YAŞAM 

İNSAN

İnsan, doğarken ağlar. Bilmediği bir hayata merhaba derken ağlar. Seçme şansı olmadığı annesine, babasına ağlar belki de. Yıllarca omzunda koca bir yük olarak taşıyacağı, seçemediği, kopamayacağı ailesine ağlar. Başına bin bir türlü bela açacak kardeşinin abisi, ablası olduğuna ağlar. “Yine hayata gelsem, aynı aileye sahip olmak isterdim, ailem en büyük şansım” diyecek olan bir insan da doğduğunda ağlar. İnsan, doğarken ağlar.

İnsan, çocukluğunu gizler. Okuldayken saç kontrolünde üç boğum örgü olmayan saçları yüzünden okul müdürünün “Saçını kestirmeden gelme” diyerek eve geri gönderdiği günde arkadaşlarının önünde mahcup olmasını gizler; annesinden yediği bir tokat yanağında iz bırakmasa da kalbinde açtığı yarayı gizler; arkadaşından kopya çekerek 100 aldığı sınavı da anlatmaz kimselere. Sadece bunları gizlemez. Masallara inandığını, sobanın üstünde kızaran kestaneleri özlemesini, sıra arkadaşına âşık olduğunu da gizler. İnsan, çocukluğunu gizler.

İnsan, yaşarken şikâyet eder.
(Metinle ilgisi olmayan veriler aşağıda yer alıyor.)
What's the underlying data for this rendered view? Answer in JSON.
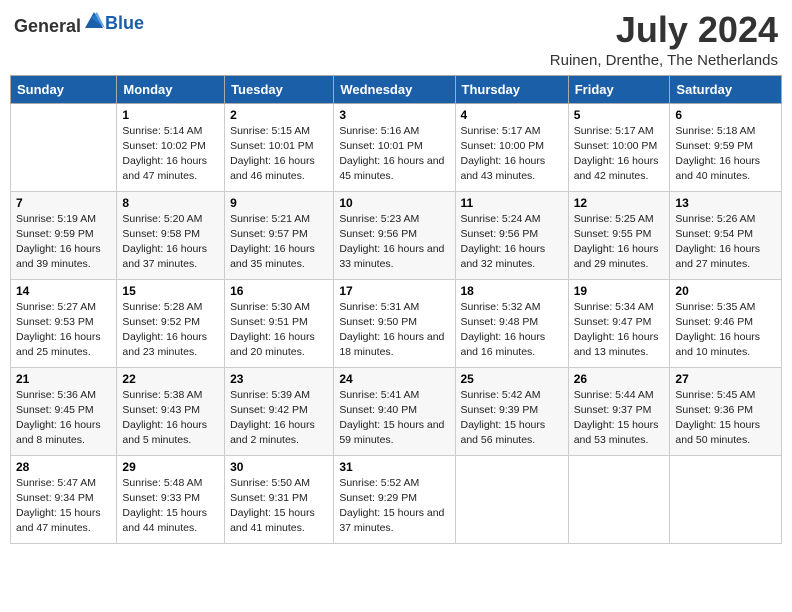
{
  "header": {
    "logo_general": "General",
    "logo_blue": "Blue",
    "title": "July 2024",
    "location": "Ruinen, Drenthe, The Netherlands"
  },
  "days_of_week": [
    "Sunday",
    "Monday",
    "Tuesday",
    "Wednesday",
    "Thursday",
    "Friday",
    "Saturday"
  ],
  "weeks": [
    [
      {
        "day": "",
        "sunrise": "",
        "sunset": "",
        "daylight": ""
      },
      {
        "day": "1",
        "sunrise": "Sunrise: 5:14 AM",
        "sunset": "Sunset: 10:02 PM",
        "daylight": "Daylight: 16 hours and 47 minutes."
      },
      {
        "day": "2",
        "sunrise": "Sunrise: 5:15 AM",
        "sunset": "Sunset: 10:01 PM",
        "daylight": "Daylight: 16 hours and 46 minutes."
      },
      {
        "day": "3",
        "sunrise": "Sunrise: 5:16 AM",
        "sunset": "Sunset: 10:01 PM",
        "daylight": "Daylight: 16 hours and 45 minutes."
      },
      {
        "day": "4",
        "sunrise": "Sunrise: 5:17 AM",
        "sunset": "Sunset: 10:00 PM",
        "daylight": "Daylight: 16 hours and 43 minutes."
      },
      {
        "day": "5",
        "sunrise": "Sunrise: 5:17 AM",
        "sunset": "Sunset: 10:00 PM",
        "daylight": "Daylight: 16 hours and 42 minutes."
      },
      {
        "day": "6",
        "sunrise": "Sunrise: 5:18 AM",
        "sunset": "Sunset: 9:59 PM",
        "daylight": "Daylight: 16 hours and 40 minutes."
      }
    ],
    [
      {
        "day": "7",
        "sunrise": "Sunrise: 5:19 AM",
        "sunset": "Sunset: 9:59 PM",
        "daylight": "Daylight: 16 hours and 39 minutes."
      },
      {
        "day": "8",
        "sunrise": "Sunrise: 5:20 AM",
        "sunset": "Sunset: 9:58 PM",
        "daylight": "Daylight: 16 hours and 37 minutes."
      },
      {
        "day": "9",
        "sunrise": "Sunrise: 5:21 AM",
        "sunset": "Sunset: 9:57 PM",
        "daylight": "Daylight: 16 hours and 35 minutes."
      },
      {
        "day": "10",
        "sunrise": "Sunrise: 5:23 AM",
        "sunset": "Sunset: 9:56 PM",
        "daylight": "Daylight: 16 hours and 33 minutes."
      },
      {
        "day": "11",
        "sunrise": "Sunrise: 5:24 AM",
        "sunset": "Sunset: 9:56 PM",
        "daylight": "Daylight: 16 hours and 32 minutes."
      },
      {
        "day": "12",
        "sunrise": "Sunrise: 5:25 AM",
        "sunset": "Sunset: 9:55 PM",
        "daylight": "Daylight: 16 hours and 29 minutes."
      },
      {
        "day": "13",
        "sunrise": "Sunrise: 5:26 AM",
        "sunset": "Sunset: 9:54 PM",
        "daylight": "Daylight: 16 hours and 27 minutes."
      }
    ],
    [
      {
        "day": "14",
        "sunrise": "Sunrise: 5:27 AM",
        "sunset": "Sunset: 9:53 PM",
        "daylight": "Daylight: 16 hours and 25 minutes."
      },
      {
        "day": "15",
        "sunrise": "Sunrise: 5:28 AM",
        "sunset": "Sunset: 9:52 PM",
        "daylight": "Daylight: 16 hours and 23 minutes."
      },
      {
        "day": "16",
        "sunrise": "Sunrise: 5:30 AM",
        "sunset": "Sunset: 9:51 PM",
        "daylight": "Daylight: 16 hours and 20 minutes."
      },
      {
        "day": "17",
        "sunrise": "Sunrise: 5:31 AM",
        "sunset": "Sunset: 9:50 PM",
        "daylight": "Daylight: 16 hours and 18 minutes."
      },
      {
        "day": "18",
        "sunrise": "Sunrise: 5:32 AM",
        "sunset": "Sunset: 9:48 PM",
        "daylight": "Daylight: 16 hours and 16 minutes."
      },
      {
        "day": "19",
        "sunrise": "Sunrise: 5:34 AM",
        "sunset": "Sunset: 9:47 PM",
        "daylight": "Daylight: 16 hours and 13 minutes."
      },
      {
        "day": "20",
        "sunrise": "Sunrise: 5:35 AM",
        "sunset": "Sunset: 9:46 PM",
        "daylight": "Daylight: 16 hours and 10 minutes."
      }
    ],
    [
      {
        "day": "21",
        "sunrise": "Sunrise: 5:36 AM",
        "sunset": "Sunset: 9:45 PM",
        "daylight": "Daylight: 16 hours and 8 minutes."
      },
      {
        "day": "22",
        "sunrise": "Sunrise: 5:38 AM",
        "sunset": "Sunset: 9:43 PM",
        "daylight": "Daylight: 16 hours and 5 minutes."
      },
      {
        "day": "23",
        "sunrise": "Sunrise: 5:39 AM",
        "sunset": "Sunset: 9:42 PM",
        "daylight": "Daylight: 16 hours and 2 minutes."
      },
      {
        "day": "24",
        "sunrise": "Sunrise: 5:41 AM",
        "sunset": "Sunset: 9:40 PM",
        "daylight": "Daylight: 15 hours and 59 minutes."
      },
      {
        "day": "25",
        "sunrise": "Sunrise: 5:42 AM",
        "sunset": "Sunset: 9:39 PM",
        "daylight": "Daylight: 15 hours and 56 minutes."
      },
      {
        "day": "26",
        "sunrise": "Sunrise: 5:44 AM",
        "sunset": "Sunset: 9:37 PM",
        "daylight": "Daylight: 15 hours and 53 minutes."
      },
      {
        "day": "27",
        "sunrise": "Sunrise: 5:45 AM",
        "sunset": "Sunset: 9:36 PM",
        "daylight": "Daylight: 15 hours and 50 minutes."
      }
    ],
    [
      {
        "day": "28",
        "sunrise": "Sunrise: 5:47 AM",
        "sunset": "Sunset: 9:34 PM",
        "daylight": "Daylight: 15 hours and 47 minutes."
      },
      {
        "day": "29",
        "sunrise": "Sunrise: 5:48 AM",
        "sunset": "Sunset: 9:33 PM",
        "daylight": "Daylight: 15 hours and 44 minutes."
      },
      {
        "day": "30",
        "sunrise": "Sunrise: 5:50 AM",
        "sunset": "Sunset: 9:31 PM",
        "daylight": "Daylight: 15 hours and 41 minutes."
      },
      {
        "day": "31",
        "sunrise": "Sunrise: 5:52 AM",
        "sunset": "Sunset: 9:29 PM",
        "daylight": "Daylight: 15 hours and 37 minutes."
      },
      {
        "day": "",
        "sunrise": "",
        "sunset": "",
        "daylight": ""
      },
      {
        "day": "",
        "sunrise": "",
        "sunset": "",
        "daylight": ""
      },
      {
        "day": "",
        "sunrise": "",
        "sunset": "",
        "daylight": ""
      }
    ]
  ]
}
Deliler gibi âşık olduğu eşinden yakınır; aylarca beklediği işe girdiği ilk hafta “adını deftere henüz yazdıramadığı” için velvelenir; kıt kanaat biriktirerek aldığı evde henüz oturmaya başlayalı bir-iki ay olmasına rağmen daha geniş bir evde oturma hayalleri kurmaya başlar; suretine bakmaya kıyamadığı çocuğundan bile yeri gelir dert yanar. İnsan, yaşarken şikâyet eder.

Yıllar geçer, hayatın bu kadar kısa olduğunun da farkına varamaz. İstemez, bu kadar kısa süren bir hayat.
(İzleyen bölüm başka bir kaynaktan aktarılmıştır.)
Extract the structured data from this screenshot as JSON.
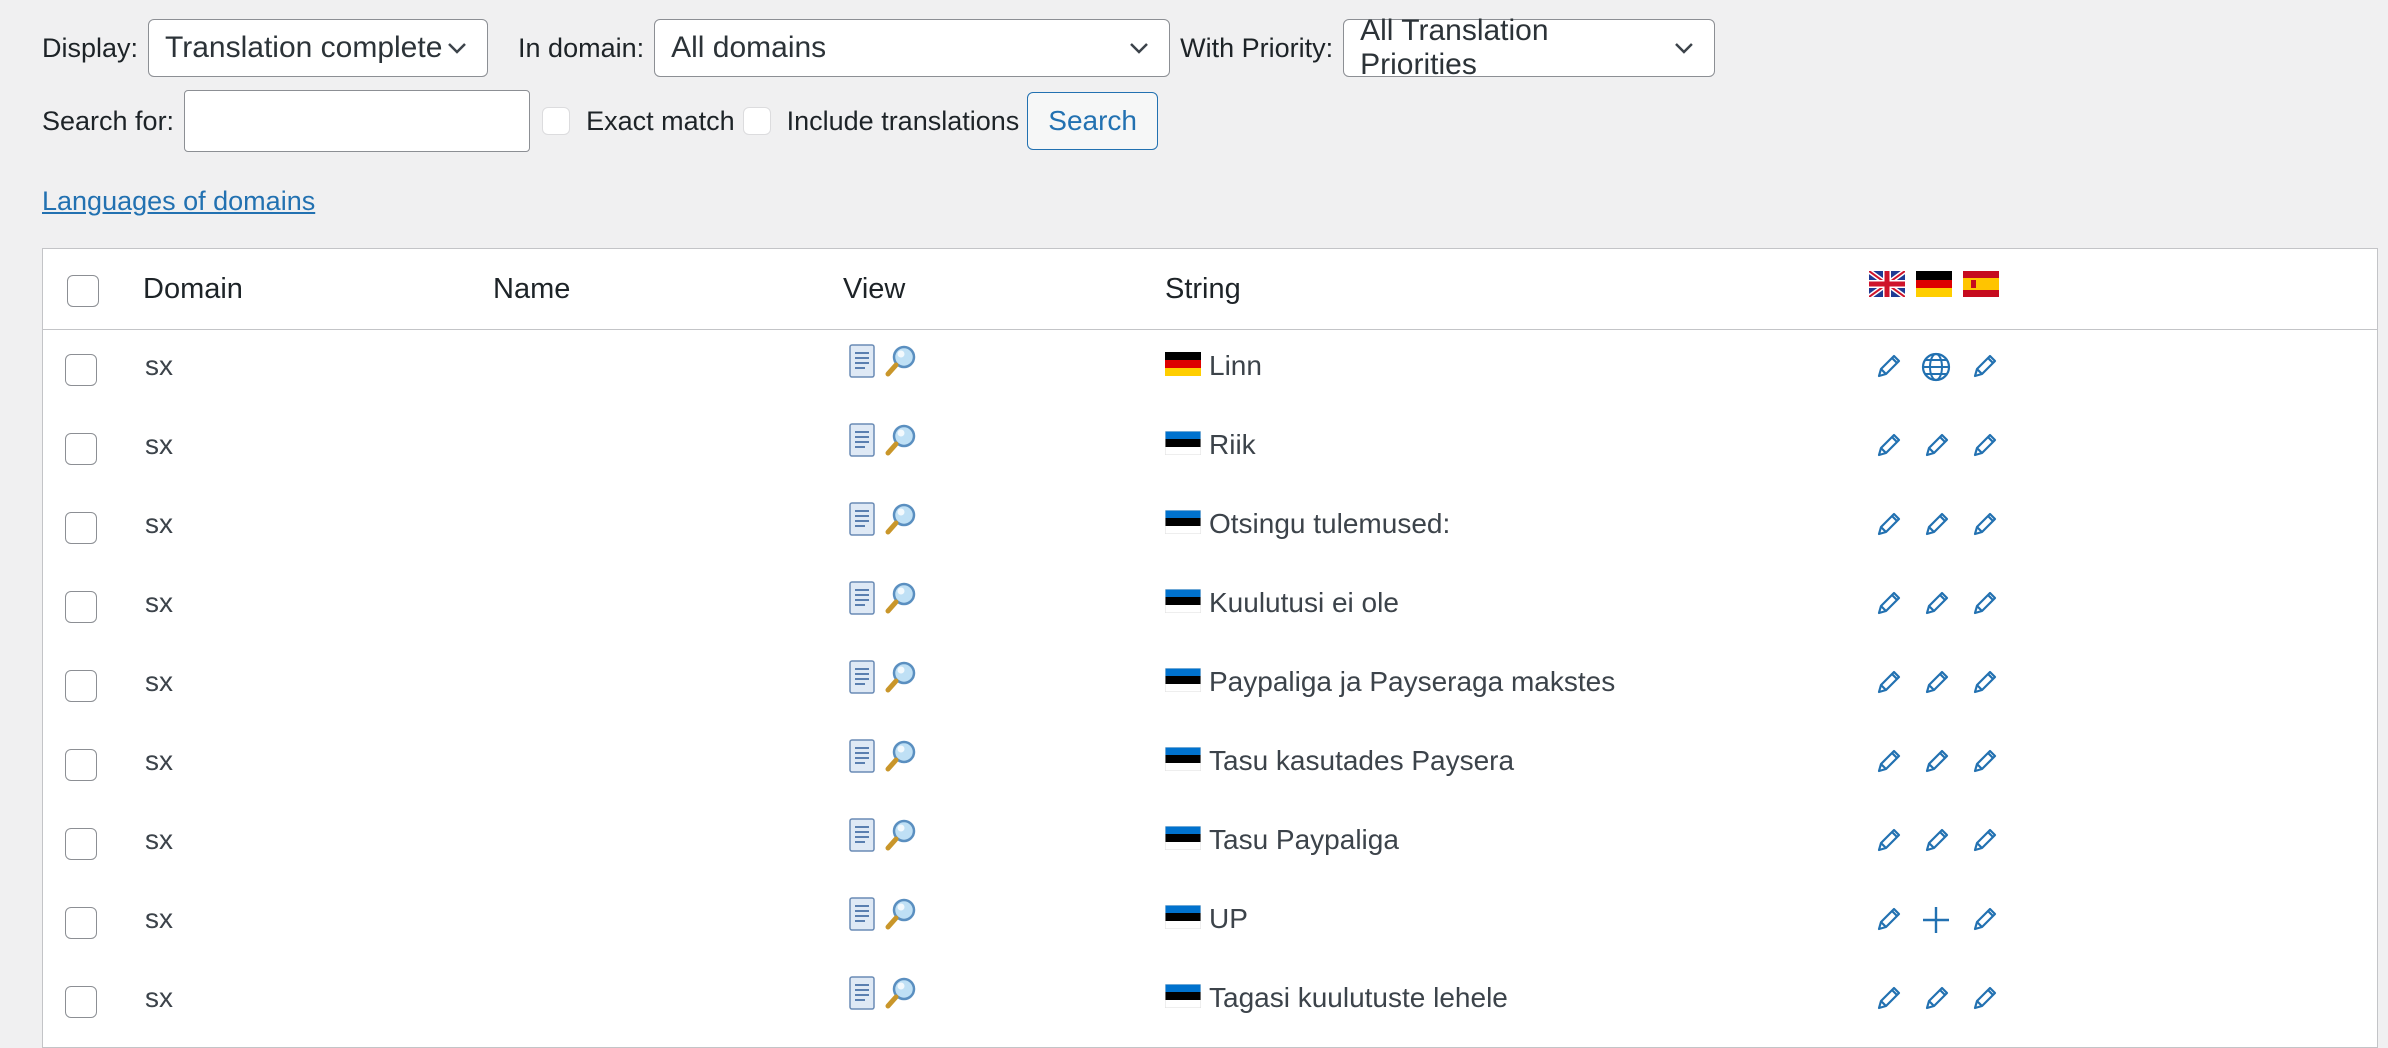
{
  "filters": {
    "display_label": "Display:",
    "display_value": "Translation complete",
    "domain_label": "In domain:",
    "domain_value": "All domains",
    "priority_label": "With Priority:",
    "priority_value": "All Translation Priorities",
    "search_label": "Search for:",
    "search_value": "",
    "exact_match_label": "Exact match",
    "include_translations_label": "Include translations",
    "search_button": "Search"
  },
  "languages_link": "Languages of domains",
  "table": {
    "headers": {
      "domain": "Domain",
      "name": "Name",
      "view": "View",
      "string": "String"
    },
    "header_languages": [
      "English",
      "German",
      "Spanish"
    ],
    "rows": [
      {
        "domain": "sx",
        "name": "",
        "flag": "German",
        "string": "Linn",
        "status": [
          "edit",
          "globe",
          "edit"
        ]
      },
      {
        "domain": "sx",
        "name": "",
        "flag": "Estonian",
        "string": "Riik",
        "status": [
          "edit",
          "edit",
          "edit"
        ]
      },
      {
        "domain": "sx",
        "name": "",
        "flag": "Estonian",
        "string": "Otsingu tulemused:",
        "status": [
          "edit",
          "edit",
          "edit"
        ]
      },
      {
        "domain": "sx",
        "name": "",
        "flag": "Estonian",
        "string": "Kuulutusi ei ole",
        "status": [
          "edit",
          "edit",
          "edit"
        ]
      },
      {
        "domain": "sx",
        "name": "",
        "flag": "Estonian",
        "string": "Paypaliga ja Payseraga makstes",
        "status": [
          "edit",
          "edit",
          "edit"
        ]
      },
      {
        "domain": "sx",
        "name": "",
        "flag": "Estonian",
        "string": "Tasu kasutades Paysera",
        "status": [
          "edit",
          "edit",
          "edit"
        ]
      },
      {
        "domain": "sx",
        "name": "",
        "flag": "Estonian",
        "string": "Tasu Paypaliga",
        "status": [
          "edit",
          "edit",
          "edit"
        ]
      },
      {
        "domain": "sx",
        "name": "",
        "flag": "Estonian",
        "string": "UP",
        "status": [
          "edit",
          "add",
          "edit"
        ]
      },
      {
        "domain": "sx",
        "name": "",
        "flag": "Estonian",
        "string": "Tagasi kuulutuste lehele",
        "status": [
          "edit",
          "edit",
          "edit"
        ]
      }
    ]
  },
  "colors": {
    "accent": "#2271b1",
    "text": "#3c434a",
    "background": "#f0f0f1"
  }
}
Ve insan ölürken üzülür. Daha yapamadığı pek çok şeye, öğrenemediği dilleri konuşamadığına, gitmek istediği ülkelere gidemediğine, kalbini kırdığı insanlardan son kez bir özür dilemediğine, hatalarını telafi edemediğine… Üzülür. İnsan ölürken üzülür.

İllaki insan doğarken ağlar, yaşarken şikâyet eder, ölürken de üzülür.